Auteurs et déclarations

29 décembre 2016

Boston, Etats-Unis— Une étude américaine suggère que la consommation à long terme d’AINS et de paracétamol pourrait être délétère pour l’ouïe de la femme [1].

Ce lien entre les analgésiques les plus couramment utilisés et la perte de l’audition avait déjà été observé chez les hommes mais, selon les chercheurs, il s’agit d’une première chez la femme. En revanche, contrairement à ce qui a été observé de longue date chez leurs homologues masculins, l’aspirine ne semble pas associée à une telle perte.

L'effet est peu important, mais « étant donné la forte prévalence de l'utilisation des analgésiques, même une faible augmentation du risque peut avoir des répercussions importantes en termes de santé publique », a commenté le Dr Brian Min-Hann Lin (Brigham and Women's Hospital, Boston, Etats-Unis).

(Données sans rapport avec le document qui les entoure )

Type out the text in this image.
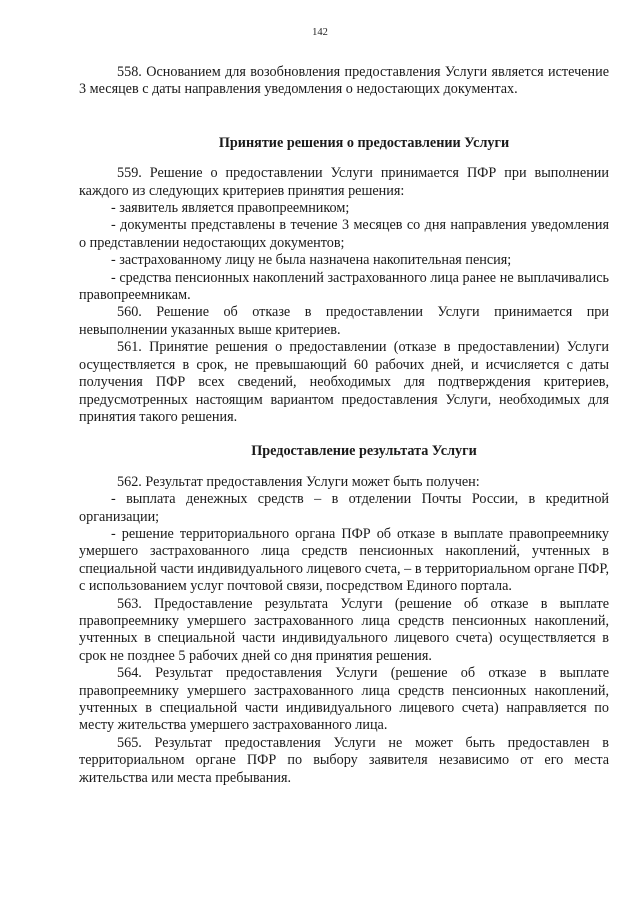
142

558. Основанием для возобновления предоставления Услуги является истечение 3 месяцев с даты направления уведомления о недостающих документах.

Принятие решения о предоставлении Услуги

559. Решение о предоставлении Услуги принимается ПФР при выполнении каждого из следующих критериев принятия решения:

- заявитель является правопреемником;

- документы представлены в течение 3 месяцев со дня направления уведомления о представлении недостающих документов;

- застрахованному лицу не была назначена накопительная пенсия;

- средства пенсионных накоплений застрахованного лица ранее не выплачивались правопреемникам.

560. Решение об отказе в предоставлении Услуги принимается при невыполнении указанных выше критериев.

561. Принятие решения о предоставлении (отказе в предоставлении) Услуги осуществляется в срок, не превышающий 60 рабочих дней, и исчисляется с даты получения ПФР всех сведений, необходимых для подтверждения критериев, предусмотренных настоящим вариантом предоставления Услуги, необходимых для принятия такого решения.

Предоставление результата Услуги

562. Результат предоставления Услуги может быть получен:

- выплата денежных средств – в отделении Почты России, в кредитной организации;

- решение территориального органа ПФР об отказе в выплате правопреемнику умершего застрахованного лица средств пенсионных накоплений, учтенных в специальной части индивидуального лицевого счета, – в территориальном органе ПФР, с использованием услуг почтовой связи, посредством Единого портала.

563. Предоставление результата Услуги (решение об отказе в выплате правопреемнику умершего застрахованного лица средств пенсионных накоплений, учтенных в специальной части индивидуального лицевого счета) осуществляется в срок не позднее 5 рабочих дней со дня принятия решения.

564. Результат предоставления Услуги (решение об отказе в выплате правопреемнику умершего застрахованного лица средств пенсионных накоплений, учтенных в специальной части индивидуального лицевого счета) направляется по месту жительства умершего застрахованного лица.

565. Результат предоставления Услуги не может быть предоставлен в территориальном органе ПФР по выбору заявителя независимо от его места жительства или места пребывания.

Etant donné la forte prévalence de l'utilisation des analgésiques, même une faible augmentation du risque peut avoir des répercussions importantes en termes de santé publique -- Dr Brian Min-Hann Lin

« S'il existe bien une relation de causalité, cela suggère qu'une part substantielle de la perte auditive associée à l'utilisation des analgésiques peut potentiellement être prévenue », ajoutent-ils.

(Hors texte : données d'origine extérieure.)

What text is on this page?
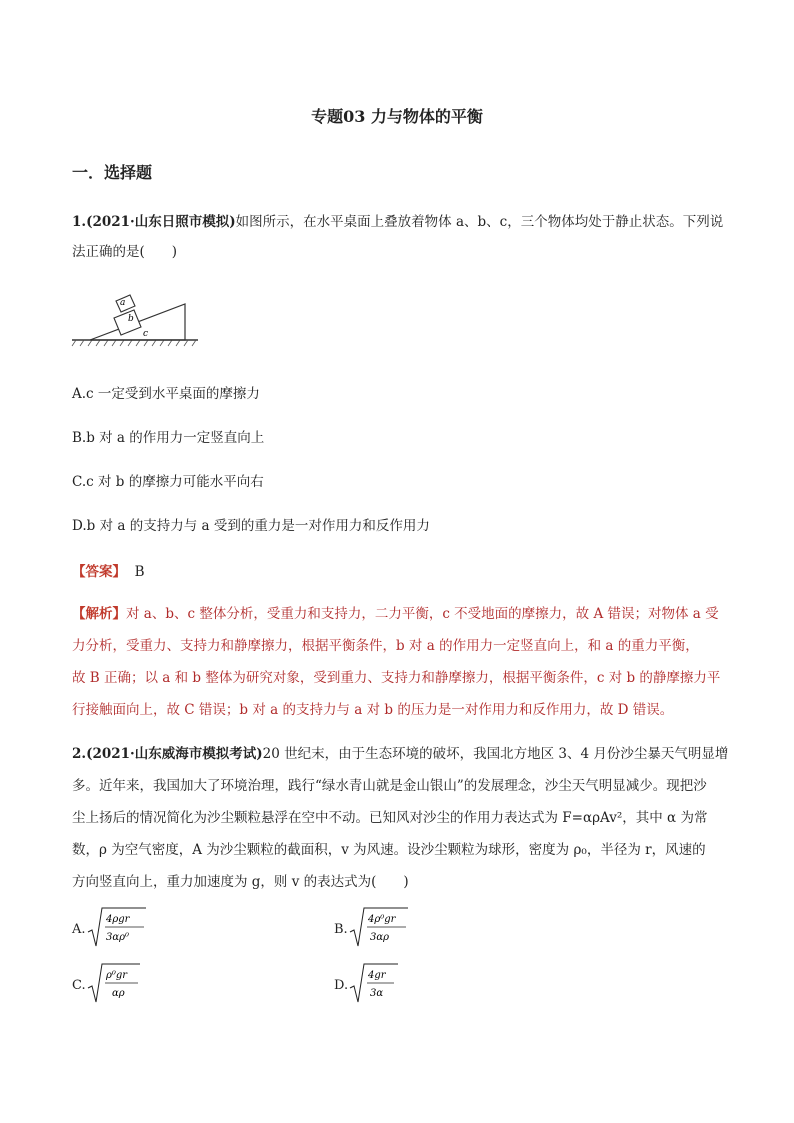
专题03 力与物体的平衡
一．选择题
1.(2021·山东日照市模拟)如图所示，在水平桌面上叠放着物体 a、b、c，三个物体均处于静止状态。下列说
法正确的是(　　)
a
b
c
A.c 一定受到水平桌面的摩擦力
B.b 对 a 的作用力一定竖直向上
C.c 对 b 的摩擦力可能水平向右
D.b 对 a 的支持力与 a 受到的重力是一对作用力和反作用力
【答案】 B
【解析】对 a、b、c 整体分析，受重力和支持力，二力平衡，c 不受地面的摩擦力，故 A 错误；对物体 a 受
力分析，受重力、支持力和静摩擦力，根据平衡条件，b 对 a 的作用力一定竖直向上，和 a 的重力平衡，
故 B 正确；以 a 和 b 整体为研究对象，受到重力、支持力和静摩擦力，根据平衡条件，c 对 b 的静摩擦力平
行接触面向上，故 C 错误；b 对 a 的支持力与 a 对 b 的压力是一对作用力和反作用力，故 D 错误。
2.(2021·山东威海市模拟考试)20 世纪末，由于生态环境的破坏，我国北方地区 3、4 月份沙尘暴天气明显增
多。近年来，我国加大了环境治理，践行“绿水青山就是金山银山”的发展理念，沙尘天气明显减少。现把沙
尘上扬后的情况简化为沙尘颗粒悬浮在空中不动。已知风对沙尘的作用力表达式为 F=αρAv²，其中 α 为常
数，ρ 为空气密度，A 为沙尘颗粒的截面积，v 为风速。设沙尘颗粒为球形，密度为 ρ₀，半径为 r，风速的
方向竖直向上，重力加速度为 g，则 v 的表达式为(　　)
A.
4ρgr
3αρ⁰
B.
4ρ⁰gr
3αρ
C.
ρ⁰gr
αρ
D.
4gr
3α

Les résultats sont publiés dans l'American Journal of Epidemiology du 14 décembre [1].

Une perte auditive modérée

L’analyse prospective a été menée à partir des données de 55 580 femmes de 44 à 69 ans (âge moyen 54 ans) participant à la Nurses’s Health Study (NHS). La consommation d’antalgiques a été évaluée tous les deux ans à partir de 1990. Et, en 2012, les femmes ont été interrogées sur leur éventuelle perte auditive.

Les femmes ont été suivies jusqu’à l’apparition d’une perte auditive ou la survenue d’un cancer. Les résultats ont été ajustés en fonction de l’âge, de l’ethnie, de la consommation d’alcool, du tabagisme, de l’IMC, du régime, du potassium, du magnésium, de l’activité physique, du diabète, de l’hypertension, des acouphènes et de l’utilisation d’autres analgésiques.

Les femmes qui avaient commencé à perdre l’audition avant 1990 et celles qui avaient un antécédent de chimiothérapie (sauf pour les cancers de la peau autres que mélanomes) ont été exclues de l’étude.

Globalement, il ressort de l’analyse des chercheurs que l’utilisation prolongée d’AINS et de paracétamol augmente modérément la perte auditive chez les femmes.